Und wie sieht es mit den Kosten aus? „Liefert der Kunde spezielle Produktdaten an, die bei uns nur noch eingespielt werden, erhöhen sich die Kampagnen-Kosten um rund 0,5 Prozent. Wenn wir dagegen selbst die Daten aufbereiten oder APIs erstellen, wird ein Aufschlag von etwa fünf Prozent fällig“, erklärt Scholz.

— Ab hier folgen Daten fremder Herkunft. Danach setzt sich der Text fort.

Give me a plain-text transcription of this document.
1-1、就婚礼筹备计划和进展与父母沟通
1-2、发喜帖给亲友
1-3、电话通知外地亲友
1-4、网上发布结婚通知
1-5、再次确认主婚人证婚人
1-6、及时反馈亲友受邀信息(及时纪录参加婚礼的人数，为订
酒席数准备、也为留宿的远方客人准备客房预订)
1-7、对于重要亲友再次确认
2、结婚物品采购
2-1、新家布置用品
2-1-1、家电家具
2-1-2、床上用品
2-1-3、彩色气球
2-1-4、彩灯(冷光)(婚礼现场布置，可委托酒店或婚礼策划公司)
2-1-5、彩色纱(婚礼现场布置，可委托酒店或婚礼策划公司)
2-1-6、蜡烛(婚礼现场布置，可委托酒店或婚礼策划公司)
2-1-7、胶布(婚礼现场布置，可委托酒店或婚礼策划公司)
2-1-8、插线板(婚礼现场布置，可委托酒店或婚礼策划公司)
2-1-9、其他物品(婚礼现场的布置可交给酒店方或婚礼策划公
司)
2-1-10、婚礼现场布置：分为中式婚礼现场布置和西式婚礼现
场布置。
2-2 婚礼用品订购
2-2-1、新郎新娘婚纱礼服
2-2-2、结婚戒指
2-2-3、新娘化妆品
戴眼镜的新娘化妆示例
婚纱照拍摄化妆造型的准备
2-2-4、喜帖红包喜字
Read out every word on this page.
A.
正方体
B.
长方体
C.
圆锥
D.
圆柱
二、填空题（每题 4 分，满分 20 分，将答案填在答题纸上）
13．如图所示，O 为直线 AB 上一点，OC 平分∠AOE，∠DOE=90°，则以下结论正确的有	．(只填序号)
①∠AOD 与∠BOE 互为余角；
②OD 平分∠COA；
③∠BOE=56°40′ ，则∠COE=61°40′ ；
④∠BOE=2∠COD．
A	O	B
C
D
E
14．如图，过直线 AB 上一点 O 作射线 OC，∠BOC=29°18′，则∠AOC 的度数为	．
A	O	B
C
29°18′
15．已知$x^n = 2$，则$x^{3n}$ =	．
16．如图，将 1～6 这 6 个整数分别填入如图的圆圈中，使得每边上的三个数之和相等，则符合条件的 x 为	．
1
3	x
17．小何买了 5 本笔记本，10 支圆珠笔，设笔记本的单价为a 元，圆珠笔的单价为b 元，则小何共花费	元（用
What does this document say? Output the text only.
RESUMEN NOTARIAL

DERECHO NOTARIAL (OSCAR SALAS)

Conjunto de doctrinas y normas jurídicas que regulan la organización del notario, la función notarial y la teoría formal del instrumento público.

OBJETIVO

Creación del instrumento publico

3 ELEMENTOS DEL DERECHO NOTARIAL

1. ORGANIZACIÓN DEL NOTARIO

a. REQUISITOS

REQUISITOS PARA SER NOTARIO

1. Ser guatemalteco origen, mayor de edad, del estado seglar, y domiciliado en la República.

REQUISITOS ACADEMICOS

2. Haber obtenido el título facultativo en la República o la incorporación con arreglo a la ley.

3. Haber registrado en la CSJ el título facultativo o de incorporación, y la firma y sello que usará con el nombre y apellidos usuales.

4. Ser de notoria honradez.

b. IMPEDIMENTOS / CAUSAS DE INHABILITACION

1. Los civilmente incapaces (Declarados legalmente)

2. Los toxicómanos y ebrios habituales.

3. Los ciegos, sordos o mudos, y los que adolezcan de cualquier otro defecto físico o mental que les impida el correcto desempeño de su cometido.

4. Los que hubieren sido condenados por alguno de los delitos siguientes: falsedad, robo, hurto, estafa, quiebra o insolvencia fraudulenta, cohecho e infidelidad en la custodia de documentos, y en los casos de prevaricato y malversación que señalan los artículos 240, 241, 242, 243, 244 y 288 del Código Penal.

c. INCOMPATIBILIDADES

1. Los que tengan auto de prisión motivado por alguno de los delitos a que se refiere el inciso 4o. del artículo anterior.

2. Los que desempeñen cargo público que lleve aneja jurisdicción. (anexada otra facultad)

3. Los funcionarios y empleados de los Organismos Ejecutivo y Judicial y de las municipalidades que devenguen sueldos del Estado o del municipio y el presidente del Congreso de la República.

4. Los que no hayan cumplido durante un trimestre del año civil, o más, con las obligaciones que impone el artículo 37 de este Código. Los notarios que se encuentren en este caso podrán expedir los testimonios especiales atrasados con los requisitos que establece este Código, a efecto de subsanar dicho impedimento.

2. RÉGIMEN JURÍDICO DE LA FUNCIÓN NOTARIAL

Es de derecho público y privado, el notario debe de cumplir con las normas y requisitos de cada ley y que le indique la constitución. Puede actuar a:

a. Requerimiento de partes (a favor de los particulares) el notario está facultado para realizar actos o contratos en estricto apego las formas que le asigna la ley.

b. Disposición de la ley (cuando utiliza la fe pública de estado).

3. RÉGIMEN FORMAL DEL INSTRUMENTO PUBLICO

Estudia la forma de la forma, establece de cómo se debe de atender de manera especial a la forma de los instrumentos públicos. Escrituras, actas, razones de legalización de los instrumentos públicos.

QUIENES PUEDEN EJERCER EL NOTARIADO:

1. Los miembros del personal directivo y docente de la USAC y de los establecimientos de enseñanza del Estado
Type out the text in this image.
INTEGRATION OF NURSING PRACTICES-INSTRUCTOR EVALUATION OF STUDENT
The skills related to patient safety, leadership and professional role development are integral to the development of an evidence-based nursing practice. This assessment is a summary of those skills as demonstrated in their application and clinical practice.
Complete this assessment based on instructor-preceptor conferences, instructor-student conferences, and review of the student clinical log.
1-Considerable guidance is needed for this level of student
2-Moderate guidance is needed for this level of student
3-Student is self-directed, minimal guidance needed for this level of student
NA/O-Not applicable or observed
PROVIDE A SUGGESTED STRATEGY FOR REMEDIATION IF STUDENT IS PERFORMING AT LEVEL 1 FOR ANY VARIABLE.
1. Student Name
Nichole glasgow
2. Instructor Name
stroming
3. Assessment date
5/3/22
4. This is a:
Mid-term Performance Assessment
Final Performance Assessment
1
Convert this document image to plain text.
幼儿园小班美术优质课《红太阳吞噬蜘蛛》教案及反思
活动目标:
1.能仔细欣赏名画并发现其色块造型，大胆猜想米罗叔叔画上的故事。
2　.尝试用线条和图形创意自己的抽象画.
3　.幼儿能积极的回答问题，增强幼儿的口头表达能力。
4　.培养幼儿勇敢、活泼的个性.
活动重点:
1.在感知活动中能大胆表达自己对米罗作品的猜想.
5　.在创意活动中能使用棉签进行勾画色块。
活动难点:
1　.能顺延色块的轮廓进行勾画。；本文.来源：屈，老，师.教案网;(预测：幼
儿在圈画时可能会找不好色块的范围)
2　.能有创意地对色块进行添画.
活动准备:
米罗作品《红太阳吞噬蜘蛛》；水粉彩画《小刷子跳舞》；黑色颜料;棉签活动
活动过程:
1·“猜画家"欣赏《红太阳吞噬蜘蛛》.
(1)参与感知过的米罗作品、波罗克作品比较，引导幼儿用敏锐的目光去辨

Die Verwendung von DCO macht den Zugriff auf große Datenmengen nötig. „Bei DCOs werden jedoch keine personenbezogenen Daten genutzt, sondern mit Zielgruppen-Personas gearbeitet“, betont Fischer. „Wir sehen zum Beispiel über die genutzten Handy-Apps, welche Personengruppen in der Nähe sind, und können dann entsprechend angepasste Spots ausspielen.“

Bei all den Vorteilen von DCO: Allzu sorglos sollte man mit der Technologie auch nicht umgehen, findet Weischer.JvB-Chef Hefele und warnt gleichzeitig vor einer übermäßigen Personalisierung: „Sie kann dazu führen, dass sich die Zielgruppe überwacht fühlt und so eher negative Assoziationen ausgelöst werden“, gibt der Experte zu bedenken.